LCA & Diplôme national du brevet: qu’en est-il des points supplémentaires pour les élèves ?

Depuis de nombreuses années, le travail des élèves latinistes et hellénistes de troisième était pris en compte dans leurs résultats scolaires. Depuis 2012 en particulier (arrêté du 04/12/2012, article 5), cela prenait la forme de points supplémentaires qui venaient s’ajouter aux notes des élèves du contrôle continu et des épreuves du DNB (Diplôme National du Brevet). La réforme du Collège de 2016 a supprimé, puis restauré cela.

Depuis, les modalités d’attribution de ces points ont encore changé à plusieurs reprises.

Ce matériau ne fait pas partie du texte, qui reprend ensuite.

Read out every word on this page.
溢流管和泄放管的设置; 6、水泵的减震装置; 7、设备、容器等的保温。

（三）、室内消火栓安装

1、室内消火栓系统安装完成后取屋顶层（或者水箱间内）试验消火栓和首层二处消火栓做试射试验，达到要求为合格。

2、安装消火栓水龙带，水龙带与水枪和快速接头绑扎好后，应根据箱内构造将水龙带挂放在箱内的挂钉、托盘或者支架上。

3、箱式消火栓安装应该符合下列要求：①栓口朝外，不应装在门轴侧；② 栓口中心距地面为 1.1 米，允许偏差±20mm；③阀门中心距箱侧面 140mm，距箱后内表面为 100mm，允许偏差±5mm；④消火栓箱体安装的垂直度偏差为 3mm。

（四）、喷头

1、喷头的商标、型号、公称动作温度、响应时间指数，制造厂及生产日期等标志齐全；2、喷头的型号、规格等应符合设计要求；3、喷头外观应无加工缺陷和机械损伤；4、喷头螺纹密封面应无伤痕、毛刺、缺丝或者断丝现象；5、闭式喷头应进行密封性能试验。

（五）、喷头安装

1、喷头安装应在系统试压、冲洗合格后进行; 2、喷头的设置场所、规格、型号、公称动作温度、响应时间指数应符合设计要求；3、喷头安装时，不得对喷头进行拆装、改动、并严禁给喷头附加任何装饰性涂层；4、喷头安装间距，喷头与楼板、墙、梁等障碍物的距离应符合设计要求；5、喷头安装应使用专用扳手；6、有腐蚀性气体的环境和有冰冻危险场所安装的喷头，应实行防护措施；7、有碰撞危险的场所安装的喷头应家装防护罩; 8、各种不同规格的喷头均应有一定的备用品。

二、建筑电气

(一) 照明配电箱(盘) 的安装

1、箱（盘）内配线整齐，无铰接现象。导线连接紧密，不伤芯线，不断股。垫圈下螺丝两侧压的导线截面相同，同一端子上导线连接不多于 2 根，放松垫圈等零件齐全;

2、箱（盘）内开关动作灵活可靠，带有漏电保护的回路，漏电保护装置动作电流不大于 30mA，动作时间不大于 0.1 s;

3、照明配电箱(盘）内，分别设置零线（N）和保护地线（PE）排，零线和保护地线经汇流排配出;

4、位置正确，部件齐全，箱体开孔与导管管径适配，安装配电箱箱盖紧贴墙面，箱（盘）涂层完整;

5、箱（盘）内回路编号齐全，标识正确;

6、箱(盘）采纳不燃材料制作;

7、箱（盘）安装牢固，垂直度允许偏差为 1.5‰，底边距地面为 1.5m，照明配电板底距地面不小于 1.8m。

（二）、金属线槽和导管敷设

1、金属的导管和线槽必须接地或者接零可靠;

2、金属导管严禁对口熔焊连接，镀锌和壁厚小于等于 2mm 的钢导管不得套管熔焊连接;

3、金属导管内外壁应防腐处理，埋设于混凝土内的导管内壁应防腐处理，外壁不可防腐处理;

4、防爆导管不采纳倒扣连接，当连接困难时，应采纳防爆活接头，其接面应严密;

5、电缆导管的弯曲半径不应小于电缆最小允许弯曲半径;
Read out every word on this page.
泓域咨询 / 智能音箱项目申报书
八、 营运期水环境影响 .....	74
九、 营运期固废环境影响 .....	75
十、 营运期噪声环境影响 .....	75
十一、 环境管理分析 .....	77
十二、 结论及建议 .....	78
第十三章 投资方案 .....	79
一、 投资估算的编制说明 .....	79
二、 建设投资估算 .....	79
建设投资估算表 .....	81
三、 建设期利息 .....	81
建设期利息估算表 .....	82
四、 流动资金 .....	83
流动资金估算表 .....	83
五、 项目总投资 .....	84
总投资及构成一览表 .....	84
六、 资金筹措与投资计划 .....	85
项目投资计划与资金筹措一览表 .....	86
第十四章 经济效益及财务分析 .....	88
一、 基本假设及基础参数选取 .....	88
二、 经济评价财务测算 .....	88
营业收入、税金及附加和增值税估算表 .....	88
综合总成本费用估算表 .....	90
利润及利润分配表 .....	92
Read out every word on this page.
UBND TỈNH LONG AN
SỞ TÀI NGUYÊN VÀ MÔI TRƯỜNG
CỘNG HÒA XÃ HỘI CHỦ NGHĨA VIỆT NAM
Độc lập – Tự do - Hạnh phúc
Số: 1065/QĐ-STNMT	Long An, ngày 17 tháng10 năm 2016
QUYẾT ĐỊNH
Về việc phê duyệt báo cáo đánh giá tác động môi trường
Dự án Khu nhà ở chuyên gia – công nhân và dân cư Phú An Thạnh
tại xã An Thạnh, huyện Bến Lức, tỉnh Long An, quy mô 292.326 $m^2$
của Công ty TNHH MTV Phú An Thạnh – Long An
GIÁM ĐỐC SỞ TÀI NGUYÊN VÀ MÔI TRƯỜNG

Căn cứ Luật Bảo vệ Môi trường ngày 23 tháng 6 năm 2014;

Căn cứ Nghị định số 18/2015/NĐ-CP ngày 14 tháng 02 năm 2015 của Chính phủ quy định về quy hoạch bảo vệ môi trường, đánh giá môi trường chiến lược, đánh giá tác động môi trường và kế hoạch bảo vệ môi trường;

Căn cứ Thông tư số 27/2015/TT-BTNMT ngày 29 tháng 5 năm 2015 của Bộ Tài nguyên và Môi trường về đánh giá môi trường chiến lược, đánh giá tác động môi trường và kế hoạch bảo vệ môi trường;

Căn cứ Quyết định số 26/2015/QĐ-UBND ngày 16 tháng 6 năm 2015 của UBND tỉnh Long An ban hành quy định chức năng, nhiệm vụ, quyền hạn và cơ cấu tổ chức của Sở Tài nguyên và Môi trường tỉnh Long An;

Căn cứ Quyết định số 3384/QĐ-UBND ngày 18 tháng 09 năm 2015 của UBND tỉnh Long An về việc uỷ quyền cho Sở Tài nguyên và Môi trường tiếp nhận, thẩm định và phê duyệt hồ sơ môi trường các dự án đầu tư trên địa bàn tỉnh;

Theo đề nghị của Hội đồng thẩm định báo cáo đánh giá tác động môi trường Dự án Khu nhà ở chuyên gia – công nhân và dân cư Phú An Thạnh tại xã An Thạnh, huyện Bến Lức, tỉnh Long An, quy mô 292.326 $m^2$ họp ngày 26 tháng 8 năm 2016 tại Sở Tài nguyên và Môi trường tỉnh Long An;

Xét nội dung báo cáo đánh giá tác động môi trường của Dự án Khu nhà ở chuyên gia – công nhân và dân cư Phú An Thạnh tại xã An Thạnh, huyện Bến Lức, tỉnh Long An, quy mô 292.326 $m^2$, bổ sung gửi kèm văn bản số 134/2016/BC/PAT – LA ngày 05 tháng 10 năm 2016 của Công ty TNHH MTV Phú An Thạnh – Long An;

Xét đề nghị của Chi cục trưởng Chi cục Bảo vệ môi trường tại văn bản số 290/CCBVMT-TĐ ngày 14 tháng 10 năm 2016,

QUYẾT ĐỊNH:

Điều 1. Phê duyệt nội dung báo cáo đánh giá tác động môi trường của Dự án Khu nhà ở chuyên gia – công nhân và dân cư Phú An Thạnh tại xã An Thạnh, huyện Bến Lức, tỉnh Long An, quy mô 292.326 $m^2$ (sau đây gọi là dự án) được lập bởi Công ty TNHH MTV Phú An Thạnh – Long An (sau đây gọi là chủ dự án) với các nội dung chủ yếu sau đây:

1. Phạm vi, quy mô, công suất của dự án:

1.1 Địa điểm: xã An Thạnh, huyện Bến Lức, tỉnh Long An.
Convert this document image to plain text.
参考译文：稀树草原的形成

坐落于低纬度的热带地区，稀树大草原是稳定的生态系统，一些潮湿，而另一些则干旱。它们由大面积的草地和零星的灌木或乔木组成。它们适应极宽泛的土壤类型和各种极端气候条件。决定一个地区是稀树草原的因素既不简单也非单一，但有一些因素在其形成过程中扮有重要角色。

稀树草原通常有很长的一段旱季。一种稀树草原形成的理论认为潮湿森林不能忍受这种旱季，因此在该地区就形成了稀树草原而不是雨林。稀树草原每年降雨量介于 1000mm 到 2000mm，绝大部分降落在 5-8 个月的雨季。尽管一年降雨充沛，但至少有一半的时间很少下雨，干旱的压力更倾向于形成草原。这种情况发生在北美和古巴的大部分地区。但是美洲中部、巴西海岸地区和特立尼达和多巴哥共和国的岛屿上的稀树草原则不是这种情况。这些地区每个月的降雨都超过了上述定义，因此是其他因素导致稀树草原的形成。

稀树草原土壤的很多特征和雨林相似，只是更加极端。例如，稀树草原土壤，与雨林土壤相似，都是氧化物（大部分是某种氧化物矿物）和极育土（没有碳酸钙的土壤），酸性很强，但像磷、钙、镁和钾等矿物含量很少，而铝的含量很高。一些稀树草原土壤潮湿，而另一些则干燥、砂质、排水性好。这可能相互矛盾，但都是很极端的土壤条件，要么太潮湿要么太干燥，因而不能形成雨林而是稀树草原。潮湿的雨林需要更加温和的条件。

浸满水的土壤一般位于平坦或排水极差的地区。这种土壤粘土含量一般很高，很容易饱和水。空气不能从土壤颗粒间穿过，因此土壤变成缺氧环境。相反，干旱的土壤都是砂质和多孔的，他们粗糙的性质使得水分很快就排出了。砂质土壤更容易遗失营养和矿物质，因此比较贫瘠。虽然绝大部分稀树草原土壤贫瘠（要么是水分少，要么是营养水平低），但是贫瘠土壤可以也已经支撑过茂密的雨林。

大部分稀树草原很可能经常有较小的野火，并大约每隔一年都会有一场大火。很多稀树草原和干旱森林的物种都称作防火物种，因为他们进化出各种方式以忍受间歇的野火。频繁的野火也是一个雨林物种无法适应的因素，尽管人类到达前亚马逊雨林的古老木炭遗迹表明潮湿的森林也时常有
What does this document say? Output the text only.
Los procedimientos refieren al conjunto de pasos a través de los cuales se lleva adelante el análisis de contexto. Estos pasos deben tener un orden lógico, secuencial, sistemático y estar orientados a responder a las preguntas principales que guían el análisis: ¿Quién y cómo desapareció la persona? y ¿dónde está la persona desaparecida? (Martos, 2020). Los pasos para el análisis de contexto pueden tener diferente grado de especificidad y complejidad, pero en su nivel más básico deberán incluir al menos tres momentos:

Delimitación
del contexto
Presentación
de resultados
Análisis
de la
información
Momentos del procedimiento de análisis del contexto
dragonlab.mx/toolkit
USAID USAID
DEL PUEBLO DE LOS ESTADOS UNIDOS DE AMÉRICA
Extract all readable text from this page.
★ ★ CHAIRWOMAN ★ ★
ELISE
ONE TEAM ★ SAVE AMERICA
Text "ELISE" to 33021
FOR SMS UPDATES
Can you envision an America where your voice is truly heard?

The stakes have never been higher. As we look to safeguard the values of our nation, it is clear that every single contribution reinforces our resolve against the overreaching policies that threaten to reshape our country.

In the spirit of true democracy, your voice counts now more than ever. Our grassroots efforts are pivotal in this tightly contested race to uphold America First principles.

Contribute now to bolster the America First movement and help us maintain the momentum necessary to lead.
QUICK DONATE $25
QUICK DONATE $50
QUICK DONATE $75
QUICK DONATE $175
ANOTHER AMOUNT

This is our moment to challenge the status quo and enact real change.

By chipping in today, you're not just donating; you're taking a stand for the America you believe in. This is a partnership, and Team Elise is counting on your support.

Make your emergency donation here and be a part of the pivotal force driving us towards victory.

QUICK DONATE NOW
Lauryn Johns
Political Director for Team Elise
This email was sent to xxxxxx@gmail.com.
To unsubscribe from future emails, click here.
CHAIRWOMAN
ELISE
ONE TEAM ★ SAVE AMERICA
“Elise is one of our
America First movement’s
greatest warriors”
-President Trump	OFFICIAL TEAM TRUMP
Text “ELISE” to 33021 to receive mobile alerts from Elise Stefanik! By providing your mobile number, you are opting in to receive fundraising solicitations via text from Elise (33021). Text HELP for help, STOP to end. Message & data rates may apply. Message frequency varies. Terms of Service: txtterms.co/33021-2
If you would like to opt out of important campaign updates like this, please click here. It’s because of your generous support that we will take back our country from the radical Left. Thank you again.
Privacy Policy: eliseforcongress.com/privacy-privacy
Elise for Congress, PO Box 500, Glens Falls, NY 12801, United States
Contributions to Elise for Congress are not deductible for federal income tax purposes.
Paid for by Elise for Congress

A quelques semaines du DNB et au moment où les équipes pédagogiques entament la validation administrative des compétences du socle commun, nous vous proposons ici un tour d’horizon de l’évolution de ces points supplémentaires, tant en relisant les textes officiels qui régissent cette partie du DNB qu’en observant les pratiques de terrain.

I. Ce que disent les textes officiels

Les Langues et Cultures de l’Antiquité (LCA) sont un enseignement de complément et, à ce titre, peuvent contribuer à l’obtention du DNB, par le biais de points supplémentaires pour les élèves qui suivent cet enseignement.

Deux textes indiquent cette disposition.

Le 6 avril 2016, la note de service n°2016-063 indique :

Chaque niveau de maîtrise atteint, établi conformément à l’article D. 122-3 du code de l’éducation, est transmis par l’application Cyclades et converti en un nombre de points équivalent selon le décompte établi par l’article 8 de l’arrêté du 31 décembre 2015 précité, à savoir, pour chacune des quatre composantes du domaine 1 « les langages pour penser et communiquer » et pour chacun des quatre autres domaines de formation du socle commun de connaissances, de compétences et de culture :
– 10 points si le candidat obtient le niveau « Maîtrise insuffisante » ;
– 25 points s’il obtient le niveau « Maîtrise fragile » ;
– 40 points s’il obtient le niveau « Maîtrise satisfaisante » ;
– 50 points s’il obtient le niveau « Très bonne maîtrise ».
Peuvent s’y ajouter les points obtenus pour un enseignement de complément que le candidat a suivi et s’il a atteint (10 points) ou dépassé (20 points) les objectifs d’apprentissage du cycle. L’enseignement de complément est au choix : langue et culture de l’Antiquité ou langue et culture régionale ou découverte professionnelle. Des points supplémentaires sont accordés dans les mêmes conditions aux candidats qui ont suivi un enseignement de langue des signes française.

Dans cette note de service, il était d’ailleurs surprenant de lire l’intitulé “langue et culture de l’Antiquité” au singulier. D’une part parce que c’est son pluriel qui a été retenu par l’Education nationale pour l’intitulé de cet enseignement depuis 2007. De fait, le nom de cet enseignement est toujours écrit au pluriel dans tous les documents ministériels, emplois du temps et bulletins scolaires, qu’on y enseigne uniquement le latin, uniquement le grec, les deux langues anciennes conjointes (ECLA) ou encore le bilinguisme latin-grec. D’autre part parce qu’entre le latin, le grec, le sanskrit, l’écriture hiéroglyphique et bien d’autres, ce serait un non sens de dire quelles étaient LA langue et LA culture de l’époque antique.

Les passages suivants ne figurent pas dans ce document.